Currently, the company employs 14 people. Campbell said it was difficult to project how many new employees the company may need in the next five years, but he expects the number to grow. He also said the company would pay above-average wages, but was not able to provide a specific target. He said many of the current employees are KU scientists who have invested in the company and are working for less-than-market wages for bioscience employees in hopes of future profits.

Economic development leaders confirmed that other communities have begun to offer packages to lure the company away from Lawrence. According to sources familiar with the situation, economic development leaders in Wichita recently made a significant offer to the company.

Campbell said the company needs more space as it moves into more advanced clinical trials that are some of the final steps before Nanotax can go to market.

“We intend to put a new pharmaceutical production unit in place that would give us 10 times our production capacity,” Campbell said.

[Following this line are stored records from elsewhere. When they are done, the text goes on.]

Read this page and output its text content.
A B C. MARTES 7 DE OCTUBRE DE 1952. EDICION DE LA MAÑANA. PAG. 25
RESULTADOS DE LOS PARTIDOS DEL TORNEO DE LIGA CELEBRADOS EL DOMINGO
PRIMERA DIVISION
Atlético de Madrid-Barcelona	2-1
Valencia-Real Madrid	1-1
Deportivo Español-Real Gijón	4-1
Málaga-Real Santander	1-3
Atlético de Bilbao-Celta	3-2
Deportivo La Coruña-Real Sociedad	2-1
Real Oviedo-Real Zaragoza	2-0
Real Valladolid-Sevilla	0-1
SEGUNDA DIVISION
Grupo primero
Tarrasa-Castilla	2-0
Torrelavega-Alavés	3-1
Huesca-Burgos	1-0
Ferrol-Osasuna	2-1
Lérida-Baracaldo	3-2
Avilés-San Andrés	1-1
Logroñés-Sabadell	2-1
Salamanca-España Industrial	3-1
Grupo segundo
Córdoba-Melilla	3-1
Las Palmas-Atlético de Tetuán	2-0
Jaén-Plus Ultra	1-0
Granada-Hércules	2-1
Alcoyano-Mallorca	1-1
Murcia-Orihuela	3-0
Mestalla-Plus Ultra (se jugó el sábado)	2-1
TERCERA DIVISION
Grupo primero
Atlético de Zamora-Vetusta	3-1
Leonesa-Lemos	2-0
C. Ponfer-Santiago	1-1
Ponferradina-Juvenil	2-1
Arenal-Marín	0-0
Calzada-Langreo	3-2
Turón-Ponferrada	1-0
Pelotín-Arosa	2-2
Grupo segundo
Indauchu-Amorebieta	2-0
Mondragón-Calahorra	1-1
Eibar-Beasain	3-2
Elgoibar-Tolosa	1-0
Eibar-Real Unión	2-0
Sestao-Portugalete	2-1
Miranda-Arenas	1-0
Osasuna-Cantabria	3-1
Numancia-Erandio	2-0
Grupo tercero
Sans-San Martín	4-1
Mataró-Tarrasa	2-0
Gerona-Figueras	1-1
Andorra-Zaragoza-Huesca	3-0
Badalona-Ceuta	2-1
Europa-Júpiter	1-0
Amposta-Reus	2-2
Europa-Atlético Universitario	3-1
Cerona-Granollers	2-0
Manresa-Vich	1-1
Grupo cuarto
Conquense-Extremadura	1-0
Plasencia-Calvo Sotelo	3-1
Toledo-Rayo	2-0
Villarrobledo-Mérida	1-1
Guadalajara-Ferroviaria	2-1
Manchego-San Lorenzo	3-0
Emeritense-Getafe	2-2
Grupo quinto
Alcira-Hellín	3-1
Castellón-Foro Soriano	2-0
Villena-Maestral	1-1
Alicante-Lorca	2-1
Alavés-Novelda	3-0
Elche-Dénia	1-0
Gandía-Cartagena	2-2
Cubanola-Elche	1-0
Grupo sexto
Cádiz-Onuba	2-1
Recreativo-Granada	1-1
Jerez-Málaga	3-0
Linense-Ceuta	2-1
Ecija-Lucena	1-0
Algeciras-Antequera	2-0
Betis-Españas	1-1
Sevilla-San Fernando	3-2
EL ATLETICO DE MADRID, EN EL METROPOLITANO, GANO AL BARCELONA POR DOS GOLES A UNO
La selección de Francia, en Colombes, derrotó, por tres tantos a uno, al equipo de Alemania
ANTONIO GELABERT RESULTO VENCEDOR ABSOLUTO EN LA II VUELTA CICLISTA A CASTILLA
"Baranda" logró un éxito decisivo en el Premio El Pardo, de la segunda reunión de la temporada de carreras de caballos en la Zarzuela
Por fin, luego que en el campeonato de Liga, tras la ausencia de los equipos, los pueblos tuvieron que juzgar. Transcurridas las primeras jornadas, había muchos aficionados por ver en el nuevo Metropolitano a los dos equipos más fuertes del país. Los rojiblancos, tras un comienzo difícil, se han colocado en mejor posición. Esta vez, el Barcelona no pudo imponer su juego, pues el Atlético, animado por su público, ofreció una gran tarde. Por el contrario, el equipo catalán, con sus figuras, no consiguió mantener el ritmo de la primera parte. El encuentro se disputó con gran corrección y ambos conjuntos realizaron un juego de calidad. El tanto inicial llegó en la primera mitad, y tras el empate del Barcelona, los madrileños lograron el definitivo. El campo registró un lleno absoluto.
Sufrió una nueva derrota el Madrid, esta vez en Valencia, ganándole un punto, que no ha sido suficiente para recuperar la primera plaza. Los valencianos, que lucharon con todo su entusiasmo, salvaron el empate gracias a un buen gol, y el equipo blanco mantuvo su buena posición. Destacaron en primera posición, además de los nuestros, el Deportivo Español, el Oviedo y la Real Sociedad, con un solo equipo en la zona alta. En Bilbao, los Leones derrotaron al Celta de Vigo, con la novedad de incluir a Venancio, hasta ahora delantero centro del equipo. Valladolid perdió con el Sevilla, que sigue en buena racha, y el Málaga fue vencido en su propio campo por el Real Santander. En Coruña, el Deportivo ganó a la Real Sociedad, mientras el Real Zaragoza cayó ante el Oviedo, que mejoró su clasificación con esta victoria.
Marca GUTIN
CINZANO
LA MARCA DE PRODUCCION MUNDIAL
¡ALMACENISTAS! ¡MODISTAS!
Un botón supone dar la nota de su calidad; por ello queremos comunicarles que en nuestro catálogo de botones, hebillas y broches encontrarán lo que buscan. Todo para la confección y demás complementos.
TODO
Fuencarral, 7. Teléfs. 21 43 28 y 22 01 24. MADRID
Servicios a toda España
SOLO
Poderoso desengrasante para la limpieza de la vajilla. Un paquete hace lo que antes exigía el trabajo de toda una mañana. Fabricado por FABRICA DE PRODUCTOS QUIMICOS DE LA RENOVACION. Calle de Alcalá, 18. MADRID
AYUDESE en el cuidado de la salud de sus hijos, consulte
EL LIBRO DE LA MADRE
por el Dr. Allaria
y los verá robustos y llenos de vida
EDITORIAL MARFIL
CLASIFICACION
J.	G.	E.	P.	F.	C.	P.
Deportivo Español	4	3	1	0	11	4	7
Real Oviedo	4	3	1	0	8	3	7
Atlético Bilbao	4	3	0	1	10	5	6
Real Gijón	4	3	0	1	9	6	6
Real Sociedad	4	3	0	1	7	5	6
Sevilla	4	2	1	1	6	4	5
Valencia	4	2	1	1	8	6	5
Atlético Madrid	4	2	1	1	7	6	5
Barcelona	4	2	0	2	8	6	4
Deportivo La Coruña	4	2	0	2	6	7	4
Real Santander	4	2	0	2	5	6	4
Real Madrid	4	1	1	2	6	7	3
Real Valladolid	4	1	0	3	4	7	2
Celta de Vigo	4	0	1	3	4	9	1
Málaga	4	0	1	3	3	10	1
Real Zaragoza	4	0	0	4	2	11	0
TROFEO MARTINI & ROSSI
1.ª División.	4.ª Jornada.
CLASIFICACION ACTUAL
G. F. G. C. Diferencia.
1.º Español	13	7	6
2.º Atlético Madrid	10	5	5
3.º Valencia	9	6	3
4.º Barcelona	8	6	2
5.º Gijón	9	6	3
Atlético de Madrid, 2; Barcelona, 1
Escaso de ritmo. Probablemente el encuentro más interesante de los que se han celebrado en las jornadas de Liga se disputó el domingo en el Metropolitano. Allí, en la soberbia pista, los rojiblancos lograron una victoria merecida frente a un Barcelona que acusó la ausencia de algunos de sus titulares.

Currently, CritiTech leases about 2,400 square feet in the building from the property’s current owners. The remainder of the 17,500-square-foot building is largely vacant after Deciphera Pharmaceuticals moved much of its operations out of the space and into a downtown Lawrence location.

But Campbell and others said the remaining space needs significant renovations to allow it to be used efficiently. The city and county are estimating that the building will need about $600,000 worth of heating, cooling and ventilation work.

Upcoming meetings

The deal calls for the city and the county to buy the building — which goes by the name of West Lawrence Labs — from the Topeka-based investment partnership New Oread Group for $2.3 million.

The deal would come at the same time that a partnership that includes the city and county are building a new bioscience incubator facility on KU’s West Campus. But leaders said this new project would not compete with the incubator. Instead, the west Lawrence building is seen as a place that companies that outgrow the incubator could move into.

“We want those companies that graduate out of the incubator to be able to find a home in Lawrence,” Dever said.

City commissioners are scheduled to discuss the project at their 6:35 p.m. meeting on Tuesday at City Hall. County commissioners are scheduled to discuss the proposal at their meeting on Wednesday at the Douglas County Courthouse. Weinaug said the meeting begins at 6:30 p.m., but the discussion on the proposal will begin about 7:30 p.m.